The most immediate benefit could involve the NCAA men's Final Four basketball tournament, which was held this year in the Dallas Cowboys' football stadium and will be held next year at Lucas Oil Stadium in Indianapolis. Earlier this month, Minneapolis submitted its formal bid — the city is already a finalist, and has hosted the Final Four before — to play the Final Four at the new Vikings stadium in 2017, 2018, 2019 or 2020. A decision is expected in November.
"Cleary, it puts us in the game for any major event," Melvin Tennant, president of Meet Minneapolis, the city's convention and visitor's group, said of hosting the Super Bowl. "This opens up a lot of doors for us." Tennant said that, just hours after the Super Bowl was awarded to Minnesota on Tuesday, officials from the NCAA, the governing body for college sports, and the college football playoffs called to offer congratulations.

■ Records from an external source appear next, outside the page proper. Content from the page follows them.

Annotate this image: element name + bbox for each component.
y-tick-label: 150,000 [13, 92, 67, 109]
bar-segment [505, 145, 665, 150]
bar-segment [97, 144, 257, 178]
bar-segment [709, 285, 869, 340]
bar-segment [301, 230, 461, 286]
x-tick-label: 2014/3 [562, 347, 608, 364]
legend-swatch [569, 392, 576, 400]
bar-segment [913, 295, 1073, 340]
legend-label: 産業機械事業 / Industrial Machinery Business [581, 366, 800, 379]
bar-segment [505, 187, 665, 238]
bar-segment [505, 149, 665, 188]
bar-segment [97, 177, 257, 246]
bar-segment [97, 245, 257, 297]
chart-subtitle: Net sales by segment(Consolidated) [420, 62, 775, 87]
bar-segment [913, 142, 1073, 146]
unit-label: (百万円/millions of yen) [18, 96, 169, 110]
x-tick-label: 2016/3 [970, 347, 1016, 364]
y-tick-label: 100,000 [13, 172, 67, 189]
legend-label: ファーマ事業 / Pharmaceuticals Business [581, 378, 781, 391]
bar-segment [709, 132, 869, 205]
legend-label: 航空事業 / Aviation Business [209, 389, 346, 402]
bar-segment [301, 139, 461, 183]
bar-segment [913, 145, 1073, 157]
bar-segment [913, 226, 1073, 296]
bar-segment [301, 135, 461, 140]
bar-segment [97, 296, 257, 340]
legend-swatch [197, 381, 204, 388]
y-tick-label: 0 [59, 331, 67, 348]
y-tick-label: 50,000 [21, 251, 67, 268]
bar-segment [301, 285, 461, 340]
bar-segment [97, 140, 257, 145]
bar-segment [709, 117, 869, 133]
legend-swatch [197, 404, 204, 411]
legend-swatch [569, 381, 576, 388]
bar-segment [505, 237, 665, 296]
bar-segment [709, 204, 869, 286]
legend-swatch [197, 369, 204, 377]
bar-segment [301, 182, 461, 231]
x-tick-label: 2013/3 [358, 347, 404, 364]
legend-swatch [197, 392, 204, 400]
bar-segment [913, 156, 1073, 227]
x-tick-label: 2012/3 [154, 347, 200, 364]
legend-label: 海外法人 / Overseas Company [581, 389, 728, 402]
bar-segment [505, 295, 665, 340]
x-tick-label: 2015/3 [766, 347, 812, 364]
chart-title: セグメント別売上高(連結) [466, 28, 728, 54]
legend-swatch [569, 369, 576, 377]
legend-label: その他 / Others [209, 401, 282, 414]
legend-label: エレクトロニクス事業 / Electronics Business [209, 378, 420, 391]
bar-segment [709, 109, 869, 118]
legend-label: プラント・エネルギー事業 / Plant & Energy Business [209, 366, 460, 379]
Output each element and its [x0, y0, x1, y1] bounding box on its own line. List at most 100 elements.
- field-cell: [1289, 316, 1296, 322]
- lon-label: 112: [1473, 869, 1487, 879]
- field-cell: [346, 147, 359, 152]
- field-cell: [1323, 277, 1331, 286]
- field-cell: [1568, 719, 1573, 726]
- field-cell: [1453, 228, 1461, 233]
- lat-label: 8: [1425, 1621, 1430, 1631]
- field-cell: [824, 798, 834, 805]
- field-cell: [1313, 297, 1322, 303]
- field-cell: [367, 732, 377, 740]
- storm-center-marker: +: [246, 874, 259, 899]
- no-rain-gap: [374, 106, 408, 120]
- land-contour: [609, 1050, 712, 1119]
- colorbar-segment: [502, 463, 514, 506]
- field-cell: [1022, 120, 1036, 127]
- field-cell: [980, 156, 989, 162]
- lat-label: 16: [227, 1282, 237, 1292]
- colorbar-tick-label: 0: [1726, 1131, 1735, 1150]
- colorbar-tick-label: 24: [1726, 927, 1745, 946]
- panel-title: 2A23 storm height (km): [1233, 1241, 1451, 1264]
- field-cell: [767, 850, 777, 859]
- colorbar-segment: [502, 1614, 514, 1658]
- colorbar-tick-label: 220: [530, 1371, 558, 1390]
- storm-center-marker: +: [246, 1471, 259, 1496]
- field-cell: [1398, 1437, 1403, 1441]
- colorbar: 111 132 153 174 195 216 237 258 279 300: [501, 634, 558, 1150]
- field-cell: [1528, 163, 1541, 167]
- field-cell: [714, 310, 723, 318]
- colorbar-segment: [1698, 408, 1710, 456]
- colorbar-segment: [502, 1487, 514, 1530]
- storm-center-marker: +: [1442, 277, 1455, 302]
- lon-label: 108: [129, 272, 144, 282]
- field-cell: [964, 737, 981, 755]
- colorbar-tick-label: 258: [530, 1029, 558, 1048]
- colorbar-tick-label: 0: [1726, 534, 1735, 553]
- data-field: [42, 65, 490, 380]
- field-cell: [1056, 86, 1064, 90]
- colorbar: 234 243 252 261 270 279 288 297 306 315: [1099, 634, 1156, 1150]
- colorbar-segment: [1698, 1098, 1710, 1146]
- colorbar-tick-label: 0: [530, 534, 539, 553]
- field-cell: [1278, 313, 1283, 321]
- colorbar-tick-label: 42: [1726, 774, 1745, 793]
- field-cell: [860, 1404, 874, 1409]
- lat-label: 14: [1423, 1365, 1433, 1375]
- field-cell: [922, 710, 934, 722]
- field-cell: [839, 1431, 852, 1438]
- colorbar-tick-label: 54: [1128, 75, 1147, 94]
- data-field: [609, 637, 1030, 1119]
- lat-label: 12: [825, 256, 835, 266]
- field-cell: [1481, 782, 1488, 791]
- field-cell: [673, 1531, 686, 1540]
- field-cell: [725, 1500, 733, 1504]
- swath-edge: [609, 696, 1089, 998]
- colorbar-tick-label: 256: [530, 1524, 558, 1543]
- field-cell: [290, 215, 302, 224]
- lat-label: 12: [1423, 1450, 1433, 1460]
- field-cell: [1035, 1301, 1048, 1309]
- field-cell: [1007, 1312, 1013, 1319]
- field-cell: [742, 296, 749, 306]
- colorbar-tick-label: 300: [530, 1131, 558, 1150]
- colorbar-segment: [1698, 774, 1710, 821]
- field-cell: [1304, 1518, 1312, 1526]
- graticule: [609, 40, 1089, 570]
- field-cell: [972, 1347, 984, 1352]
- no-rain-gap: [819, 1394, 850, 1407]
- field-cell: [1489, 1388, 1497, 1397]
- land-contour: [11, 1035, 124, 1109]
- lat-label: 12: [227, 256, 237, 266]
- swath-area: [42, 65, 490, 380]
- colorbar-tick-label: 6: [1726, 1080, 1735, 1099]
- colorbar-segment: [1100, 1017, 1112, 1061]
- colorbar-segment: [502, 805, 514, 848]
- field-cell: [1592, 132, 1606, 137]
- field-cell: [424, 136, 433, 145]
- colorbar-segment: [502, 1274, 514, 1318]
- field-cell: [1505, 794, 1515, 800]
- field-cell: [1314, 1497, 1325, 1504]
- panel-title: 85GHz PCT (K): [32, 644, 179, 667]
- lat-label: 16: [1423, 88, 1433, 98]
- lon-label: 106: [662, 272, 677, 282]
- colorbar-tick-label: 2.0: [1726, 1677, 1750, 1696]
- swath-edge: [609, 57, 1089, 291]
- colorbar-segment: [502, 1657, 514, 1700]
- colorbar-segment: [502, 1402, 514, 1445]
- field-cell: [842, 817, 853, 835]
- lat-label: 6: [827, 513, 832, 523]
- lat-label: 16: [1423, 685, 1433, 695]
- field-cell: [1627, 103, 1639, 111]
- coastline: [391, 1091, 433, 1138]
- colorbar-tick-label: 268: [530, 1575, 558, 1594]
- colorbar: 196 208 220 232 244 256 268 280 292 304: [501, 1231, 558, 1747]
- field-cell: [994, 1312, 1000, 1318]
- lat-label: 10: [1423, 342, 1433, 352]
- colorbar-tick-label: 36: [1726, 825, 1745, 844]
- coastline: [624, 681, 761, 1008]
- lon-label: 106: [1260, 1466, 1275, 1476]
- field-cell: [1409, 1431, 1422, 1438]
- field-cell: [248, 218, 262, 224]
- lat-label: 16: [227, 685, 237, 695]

In a sign of the city's new aggressiveness regarding sports events, Meet Minneapolis earlier this month launched Sports Minneapolis, a new affiliate specifically created to lure more sporting events to the city. Meet Minneapolis board chair Rob Moor, who is also the chief executive officer for the Minnesota Timberwolves, said Sports Minneapolis would aim to "leverage our communities' incredible investment in world class facilities."
College football playoffs
Though no other sporting event in America tops the media attention of the Super Bowl, Tennant said the new college football playoffs are now again on Minneapolis' radar. The championship games for the first three years — 2015, 2016 and 2017 — were recently awarded to Dallas, Arizona and Tampa, and Minneapolis' bid to be part of the initial playoff format was rejected.
Bill Hancock, the executive director of the College Football Playoff, said Minneapolis would likely not be considered for the 2018 college football championship because the city would already be hosting the Super Bowl.
"It would be too taxing for a city to host two events as significant as the Super Bowl and the playoff championship game in a one-month period," he said.